Aggiornamento, un collectif d’enseignant·es, estime qu’éviter de parler de génocide à Gaza en classe relève d’une posture politique contraire à la « neutralité » demandée aux professeurs par le ministère, alors que le rectorat de Dijon a suspendu une professeure pour un hommage aux victimes gazaouies.
Depuis un an et demi, le gouvernement israélien déverse des bombes sur la bande de Gaza, vise et tue des dizaines de Gazaoui·es chaque jour, au mépris de toutes les règles élémentaires du droit international. L’urgence humaine absolue dans laquelle se trouvent les Gazaoui·es ne soulève aucune indignation officielle. Responsables politiques et personnalités publiques continuent de tergiverser pour justifier l’injustifiable. Notre gouvernement rechigne encore à hausser le ton face au gouvernement israélien et participe à la répression du mouvement de solidarité avec la Palestine. (...)
Une de nos collègues, à Sens, a en effet été suspendue à titre conservatoire à la fin du mois de mars pour avoir permis à ses élèves, dans sa classe, d’observer une minute de silence en mémoire des habitant·es de la bande de Gaza.
Que faire, en tant qu’enseignant·e, de la volonté d’une classe qui exprime son désir de ne pas ignorer le génocide en cours à Gaza ?
Mais que signifie exactement une posture de « neutralité » vis-à-vis des morts de Gaza ? Et comment la distinguer de la froideur face à la souffrance d’hommes, de femmes, et d’enfants innocent·es ? Faut-il se taire ? Préférer le silence de l’indifférence aux silences de l’empathie ? (...)
Depuis le 7 octobre 2023, nous faisons face à des questions d’élèves qui cherchent à comprendre, à poser les mots justes sur l’horreur dont ils sont les témoins : d’abord celle des crimes atroces du Hamas et aujourd’hui celle de l’insatiable soif de vengeance et de conquête coloniale d’un gouvernement israélien fanatisé par des ministres qui réalisent leur rêve messianique d’éradication du peuple palestinien et d’annexion totale de la Palestine.
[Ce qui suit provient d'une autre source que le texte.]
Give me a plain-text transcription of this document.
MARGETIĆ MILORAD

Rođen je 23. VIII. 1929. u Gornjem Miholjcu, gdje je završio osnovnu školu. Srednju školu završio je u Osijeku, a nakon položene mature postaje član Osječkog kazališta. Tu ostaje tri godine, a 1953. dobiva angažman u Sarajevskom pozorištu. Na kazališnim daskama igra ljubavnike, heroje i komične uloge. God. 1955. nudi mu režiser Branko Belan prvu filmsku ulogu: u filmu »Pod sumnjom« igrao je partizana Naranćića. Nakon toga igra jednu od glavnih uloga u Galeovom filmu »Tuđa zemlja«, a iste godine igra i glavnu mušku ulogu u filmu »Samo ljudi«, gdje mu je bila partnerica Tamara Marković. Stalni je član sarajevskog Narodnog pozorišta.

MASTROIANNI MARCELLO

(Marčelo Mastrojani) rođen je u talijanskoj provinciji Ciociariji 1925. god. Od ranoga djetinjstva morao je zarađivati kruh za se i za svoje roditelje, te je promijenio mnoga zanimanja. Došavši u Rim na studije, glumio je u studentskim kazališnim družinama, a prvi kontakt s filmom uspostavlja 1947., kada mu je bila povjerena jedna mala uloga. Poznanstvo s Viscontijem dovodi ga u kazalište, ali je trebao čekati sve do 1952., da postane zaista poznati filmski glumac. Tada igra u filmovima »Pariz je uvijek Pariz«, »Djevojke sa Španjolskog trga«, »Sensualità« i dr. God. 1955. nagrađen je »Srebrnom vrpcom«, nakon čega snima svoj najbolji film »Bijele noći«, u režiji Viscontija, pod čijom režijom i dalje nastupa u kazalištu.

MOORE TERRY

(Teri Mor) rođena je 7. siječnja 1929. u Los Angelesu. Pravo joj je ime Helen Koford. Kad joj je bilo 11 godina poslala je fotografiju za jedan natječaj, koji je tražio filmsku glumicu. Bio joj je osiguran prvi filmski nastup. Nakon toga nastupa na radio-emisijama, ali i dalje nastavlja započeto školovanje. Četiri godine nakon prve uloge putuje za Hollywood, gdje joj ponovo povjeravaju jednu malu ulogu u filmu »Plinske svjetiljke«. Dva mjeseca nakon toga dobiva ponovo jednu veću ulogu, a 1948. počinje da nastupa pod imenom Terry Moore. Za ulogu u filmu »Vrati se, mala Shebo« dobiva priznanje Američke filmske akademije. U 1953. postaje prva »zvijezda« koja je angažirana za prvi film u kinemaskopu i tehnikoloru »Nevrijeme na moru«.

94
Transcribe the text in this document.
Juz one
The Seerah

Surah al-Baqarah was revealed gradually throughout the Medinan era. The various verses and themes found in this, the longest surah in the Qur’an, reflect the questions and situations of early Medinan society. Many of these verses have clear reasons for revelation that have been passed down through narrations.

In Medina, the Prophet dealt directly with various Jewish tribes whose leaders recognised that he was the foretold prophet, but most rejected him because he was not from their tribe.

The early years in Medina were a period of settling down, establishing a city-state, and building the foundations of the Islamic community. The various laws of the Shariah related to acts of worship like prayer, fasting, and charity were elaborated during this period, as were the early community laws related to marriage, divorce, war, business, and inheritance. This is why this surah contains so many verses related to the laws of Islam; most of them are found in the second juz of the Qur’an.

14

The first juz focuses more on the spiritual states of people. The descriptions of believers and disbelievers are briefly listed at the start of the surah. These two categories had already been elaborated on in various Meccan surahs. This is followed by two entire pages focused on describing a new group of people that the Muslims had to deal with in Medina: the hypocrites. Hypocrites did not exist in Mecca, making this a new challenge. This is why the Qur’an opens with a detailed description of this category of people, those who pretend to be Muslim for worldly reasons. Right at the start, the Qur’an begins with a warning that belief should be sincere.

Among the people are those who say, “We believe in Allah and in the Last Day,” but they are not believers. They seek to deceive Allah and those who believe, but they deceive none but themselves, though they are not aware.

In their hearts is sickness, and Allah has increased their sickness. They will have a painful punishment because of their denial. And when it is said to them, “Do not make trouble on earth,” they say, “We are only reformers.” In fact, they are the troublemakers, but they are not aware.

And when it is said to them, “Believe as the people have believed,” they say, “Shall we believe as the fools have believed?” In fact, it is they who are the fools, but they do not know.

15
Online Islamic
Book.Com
Mais il serait trop tôt pour parler de génocide nous disent certain·es, qui somment d’attendre « le travail des historien·nes » pour statuer ? C’est un parti pris discutable, alors que nombre d’expert·es utilisent, de plus en plus souvent, de plus en plus clairement, ce concept au sujet de Gaza. (...)
Sur Gaza comme sur l’Ukraine, nos élèves sont abreuvé·es, en continu, d’images et de propos parfois contradictoires, typiques des propagandes de guerre.
Bien au contraire, c’est en laissant entrer leurs questions dans nos classes qu’on rend possible leur objectivation ; c’est en partant des faits pour les mettre en perspective qu’on apaise des colères. Comment pourrions-nous faire notre métier sans recueillir le désarroi et les révoltes de nos élèves pour en faire des paroles et des questions, sans clarifier leurs informations par des mises en contexte, sans examiner les faits, sans construire des éléments d’analyse à partir des expertises dont nous disposons ? (...)
Nous qui enseignons l’histoire, la géographie et l’éducation morale et civique (EMC), sommes convaincu·es d’une chose : un jour viendra où nous enseignerons le génocide des Palestinien·nes de Gaza, comme nous le faisons déjà pour les Herero.es, les Arménien·nes, les Juif·ves, les Tsiganes et les Tutsi·es. (...)
Nous ne voulons pas attendre que la Palestine n’existe plus que dans les manuels scolaires pour la faire exister.
Quand nous aurons toutes les autorisations, quel regard portera-t-on sur celles et ceux qui ont été sanctionné·es tandis que nous assistions au génocide muselé·es et impuissant.es ? (...)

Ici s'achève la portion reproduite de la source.